As expected, the correction term boosts the distribution at the low values of \(x\).

png

Sampling the posterior distributions via Hamiltonian Monte Carlo

Hamiltonian Monte Carlo (HMC) is a great technique for sampling from probability distributions of interest. It only requires the gradients w.r.t. the parameters of interest to be known analytically or easily computable.

Provided the HMC sampler is tuned, it is very efficient: it has an acceptance probability of one (it is an MCMC that never rejects samples) and efficiently mixes parameters, even in high dimensions.

Given that our model is very simple, has a lot of parameters, and admits simple gradients, it is very natural to opt for HMC to explore the posterior distributions of interest.

First run

Let’s run HMC to sample from the posterior distribution of the first model:

no SNR cut (use the full data set) with the correct likelihood function (with no SNR cut).

And check that the results make sense

png

Interpretation

We see from the first panel that indeed the recover a nice posterior distribution for \(\alpha\) (with the \(\{ x_i \}\)s all marginalized out) capturing the true value.

The other panels show that the \(\{ x_i \}\) are also recover, and how the uncertainties significantly shrinkage around the true value, compared to the original likelihood \(p(y_i\vert x_i)\). All we have done is connecting them via the population model \(p(x\vert \alpha)\) and simultaneously infer all the parameters. This is a nice example of the typical Bayesian Shrinkage (tm) of uncertainties in hierarchical models.

Second and third runs

Let us now run the sampler on the subset of objects passing the SNR cut.

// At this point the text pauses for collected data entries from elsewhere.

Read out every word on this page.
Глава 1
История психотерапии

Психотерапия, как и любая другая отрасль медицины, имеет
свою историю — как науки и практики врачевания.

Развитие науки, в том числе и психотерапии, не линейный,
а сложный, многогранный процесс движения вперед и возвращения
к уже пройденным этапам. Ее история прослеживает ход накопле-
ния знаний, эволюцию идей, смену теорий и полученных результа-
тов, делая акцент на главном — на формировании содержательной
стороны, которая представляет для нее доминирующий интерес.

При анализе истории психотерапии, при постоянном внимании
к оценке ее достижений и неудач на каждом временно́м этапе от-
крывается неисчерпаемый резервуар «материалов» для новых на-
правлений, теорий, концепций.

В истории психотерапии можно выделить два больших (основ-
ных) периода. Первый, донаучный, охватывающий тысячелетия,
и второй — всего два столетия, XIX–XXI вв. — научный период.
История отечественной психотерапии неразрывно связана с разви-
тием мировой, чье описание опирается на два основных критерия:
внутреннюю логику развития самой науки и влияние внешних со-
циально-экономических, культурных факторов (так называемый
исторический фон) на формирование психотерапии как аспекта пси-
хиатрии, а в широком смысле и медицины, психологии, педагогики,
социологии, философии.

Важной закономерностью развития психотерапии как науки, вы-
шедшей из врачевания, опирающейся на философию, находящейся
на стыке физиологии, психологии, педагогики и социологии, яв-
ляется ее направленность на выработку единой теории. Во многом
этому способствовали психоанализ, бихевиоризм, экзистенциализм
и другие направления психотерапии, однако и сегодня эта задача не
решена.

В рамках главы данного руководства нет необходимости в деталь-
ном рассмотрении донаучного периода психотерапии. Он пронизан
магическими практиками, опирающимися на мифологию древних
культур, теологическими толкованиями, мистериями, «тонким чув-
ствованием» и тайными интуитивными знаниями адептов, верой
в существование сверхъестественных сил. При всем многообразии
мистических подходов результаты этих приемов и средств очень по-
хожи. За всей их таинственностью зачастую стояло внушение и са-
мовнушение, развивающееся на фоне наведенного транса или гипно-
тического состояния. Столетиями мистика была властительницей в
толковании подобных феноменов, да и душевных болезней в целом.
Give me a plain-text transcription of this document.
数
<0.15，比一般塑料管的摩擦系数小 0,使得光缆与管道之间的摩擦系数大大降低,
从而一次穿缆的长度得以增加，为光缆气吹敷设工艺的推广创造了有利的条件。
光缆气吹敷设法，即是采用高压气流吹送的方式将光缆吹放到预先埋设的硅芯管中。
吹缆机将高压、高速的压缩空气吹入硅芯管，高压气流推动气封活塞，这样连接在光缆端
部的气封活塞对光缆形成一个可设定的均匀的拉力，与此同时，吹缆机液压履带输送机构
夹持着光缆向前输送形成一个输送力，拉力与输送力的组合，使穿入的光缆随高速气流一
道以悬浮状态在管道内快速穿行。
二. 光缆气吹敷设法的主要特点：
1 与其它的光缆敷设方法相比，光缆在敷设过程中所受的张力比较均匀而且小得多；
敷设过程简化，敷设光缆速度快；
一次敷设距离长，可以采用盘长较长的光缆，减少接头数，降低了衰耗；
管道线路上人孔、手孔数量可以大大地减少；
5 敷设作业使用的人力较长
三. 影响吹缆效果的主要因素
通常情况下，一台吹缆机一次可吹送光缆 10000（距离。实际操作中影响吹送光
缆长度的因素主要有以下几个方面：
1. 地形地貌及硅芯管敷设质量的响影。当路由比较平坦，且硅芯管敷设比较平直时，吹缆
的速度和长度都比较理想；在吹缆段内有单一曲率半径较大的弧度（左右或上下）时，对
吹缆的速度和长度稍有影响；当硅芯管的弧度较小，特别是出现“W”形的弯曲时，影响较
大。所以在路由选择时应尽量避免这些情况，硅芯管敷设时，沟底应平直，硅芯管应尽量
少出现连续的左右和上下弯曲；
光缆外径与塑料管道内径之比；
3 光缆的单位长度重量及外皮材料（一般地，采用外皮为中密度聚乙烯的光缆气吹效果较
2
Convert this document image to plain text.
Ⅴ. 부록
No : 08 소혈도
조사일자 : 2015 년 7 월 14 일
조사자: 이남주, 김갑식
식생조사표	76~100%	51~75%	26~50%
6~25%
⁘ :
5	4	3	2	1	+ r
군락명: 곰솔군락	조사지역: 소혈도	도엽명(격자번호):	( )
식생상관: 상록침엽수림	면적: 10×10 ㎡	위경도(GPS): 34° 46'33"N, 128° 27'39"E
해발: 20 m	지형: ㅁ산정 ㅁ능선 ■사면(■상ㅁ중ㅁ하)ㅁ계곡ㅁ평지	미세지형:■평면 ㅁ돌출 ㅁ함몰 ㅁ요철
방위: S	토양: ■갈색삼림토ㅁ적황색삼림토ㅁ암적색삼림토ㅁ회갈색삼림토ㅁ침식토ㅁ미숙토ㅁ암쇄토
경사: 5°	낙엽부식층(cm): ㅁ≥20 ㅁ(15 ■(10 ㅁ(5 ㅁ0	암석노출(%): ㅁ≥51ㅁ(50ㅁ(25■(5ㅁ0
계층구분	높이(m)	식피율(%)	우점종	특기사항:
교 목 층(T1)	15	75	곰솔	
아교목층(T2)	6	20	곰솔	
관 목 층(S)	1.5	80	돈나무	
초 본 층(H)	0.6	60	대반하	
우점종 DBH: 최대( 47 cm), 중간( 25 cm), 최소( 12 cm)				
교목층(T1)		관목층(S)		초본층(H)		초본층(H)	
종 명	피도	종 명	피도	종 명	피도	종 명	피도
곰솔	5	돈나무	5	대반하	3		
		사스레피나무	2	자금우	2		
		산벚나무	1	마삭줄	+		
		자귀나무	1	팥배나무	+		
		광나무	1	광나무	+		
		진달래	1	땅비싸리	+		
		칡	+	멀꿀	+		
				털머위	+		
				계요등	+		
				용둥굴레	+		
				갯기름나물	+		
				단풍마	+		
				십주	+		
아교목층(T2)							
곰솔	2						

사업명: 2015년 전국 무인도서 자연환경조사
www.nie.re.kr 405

We will first do a run with the standard likelihood function ignoring selection effects.

We will then do an other run with the correct, selection-corrected likelihood function.

png

Interpretation

We see that indeed, running the standard likelihood on the SNR-selected objects leads to biased answers for \(\alpha\)!

This gets fixed when using the correct likelihood function, which is aware of the SNR cut and attempts to correct it.

Of course, this process has its limits. Here we have used enough data and our knowledge of the selection effect.

Conclusion

If you’ve applied cuts to your data, then you most likely have to modify the likelihood function involved in the parameter inference! This might require some math, but it will mitigate the bias arising from using an incorrect likelihood function.